KiOR, Inc. (NASDAQ: KiOR), a next-generation renewable fuels company, today announced its financial results for the fourth quarter and fiscal year ended December 31, 2011.
“During the fourth quarter we made significant progress toward bringing our first-in-kind Columbus plant on line on schedule and on budget,” said Fred Cannon, KiOR’s President and Chief Executive Officer. “Today, the construction stands at over 75% complete, and we remain on target to meet our goal of first production in the second half of the year.”

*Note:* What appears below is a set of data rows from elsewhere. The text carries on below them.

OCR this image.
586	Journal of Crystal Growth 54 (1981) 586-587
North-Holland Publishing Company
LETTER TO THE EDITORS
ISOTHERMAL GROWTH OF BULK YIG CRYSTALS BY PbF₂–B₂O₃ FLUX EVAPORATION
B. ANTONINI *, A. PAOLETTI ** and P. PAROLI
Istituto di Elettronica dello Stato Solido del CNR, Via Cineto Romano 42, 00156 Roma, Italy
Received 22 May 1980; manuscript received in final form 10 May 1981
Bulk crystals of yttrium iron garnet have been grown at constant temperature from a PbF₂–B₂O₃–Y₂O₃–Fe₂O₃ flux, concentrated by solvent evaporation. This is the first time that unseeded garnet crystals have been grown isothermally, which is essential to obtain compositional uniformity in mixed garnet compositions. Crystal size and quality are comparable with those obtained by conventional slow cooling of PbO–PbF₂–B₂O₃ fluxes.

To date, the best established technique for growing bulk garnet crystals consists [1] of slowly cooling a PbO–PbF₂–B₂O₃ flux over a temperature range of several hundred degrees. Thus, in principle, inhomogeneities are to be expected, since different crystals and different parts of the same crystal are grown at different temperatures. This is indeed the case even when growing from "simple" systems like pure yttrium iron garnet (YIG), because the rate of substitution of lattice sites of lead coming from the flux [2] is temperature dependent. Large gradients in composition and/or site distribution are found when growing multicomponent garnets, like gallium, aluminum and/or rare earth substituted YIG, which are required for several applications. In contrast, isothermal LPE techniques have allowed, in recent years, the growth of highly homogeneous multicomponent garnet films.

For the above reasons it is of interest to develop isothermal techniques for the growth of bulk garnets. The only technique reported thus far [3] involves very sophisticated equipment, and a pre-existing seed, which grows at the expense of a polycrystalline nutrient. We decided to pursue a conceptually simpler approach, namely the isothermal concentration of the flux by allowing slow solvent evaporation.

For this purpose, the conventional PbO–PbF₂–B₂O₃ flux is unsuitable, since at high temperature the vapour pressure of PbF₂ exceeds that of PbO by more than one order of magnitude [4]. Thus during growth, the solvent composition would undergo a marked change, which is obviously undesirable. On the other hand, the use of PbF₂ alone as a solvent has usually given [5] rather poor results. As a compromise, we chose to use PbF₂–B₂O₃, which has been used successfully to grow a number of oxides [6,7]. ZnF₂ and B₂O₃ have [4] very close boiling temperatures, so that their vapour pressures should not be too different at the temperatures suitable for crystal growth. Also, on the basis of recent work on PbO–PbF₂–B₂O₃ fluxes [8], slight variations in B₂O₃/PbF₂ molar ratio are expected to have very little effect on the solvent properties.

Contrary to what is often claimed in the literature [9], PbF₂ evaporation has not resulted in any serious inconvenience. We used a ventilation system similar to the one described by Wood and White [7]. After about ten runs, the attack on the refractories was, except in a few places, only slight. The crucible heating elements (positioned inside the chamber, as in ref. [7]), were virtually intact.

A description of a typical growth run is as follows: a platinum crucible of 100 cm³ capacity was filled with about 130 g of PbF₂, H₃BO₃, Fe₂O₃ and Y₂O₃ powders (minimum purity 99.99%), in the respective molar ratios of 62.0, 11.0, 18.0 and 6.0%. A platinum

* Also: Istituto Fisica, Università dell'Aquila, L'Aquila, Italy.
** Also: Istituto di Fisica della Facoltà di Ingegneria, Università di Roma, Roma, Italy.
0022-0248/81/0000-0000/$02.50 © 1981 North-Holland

Fourth quarter 2011 net loss was $14.9 million, or $0.15 per share, compared to a net loss of $14.8 million, or $0.15 per share, for the third quarter of 2011. Net loss for the fourth quarter of 2010 totaled $9.7 million, or $0.11 per share. Net loss for the full year 2011 was $64.1 million, or $0.87 per share, compared to a net loss of $45.9 million, or $0.56 per share in 2010.KiOR did not recognize revenue during 2011, as its activities remained focused on construction of its first commercial facility in Columbus, Mississippi, research and development (R&D) designed to improve production yields and obtaining necessary financing for its expansion plan. Research and development (R&D) expenses were $8.5 million in the fourth quarter of 2011, a slight increase from $8.3 million recorded in the third quarter of 2011 and a $1.5 million increase over the fourth quarter of 2010, primarily due to the expansion of R&D staff and increased testing activities. Expenses for the full year 2011 totaled $31.7 million, an increase from the $22.0 million recorded in 2010 primarily as a result of a continuous R&D expansion and a higher level of testing activities. General and administrative (G&A) expenses for the fourth quarter of 2011 were $5.8 million, a decrease of $0.1 million from the third quarter of 2011, and an increase from $1.9 million for the fourth quarter of 2010, mainly driven by increased headcount and compliance related expenses associated with being a public company, with the remaining increase related to non-cash stock-based compensation expense. G&A expenses for the full year 2011 totaled $23.1 million, a $15.0 million increase over 2010. This increase includes higher non-cash stock-based compensation expense of approximately $4.7 million, with the remaining variance related to increased headcount and compliance related expenses.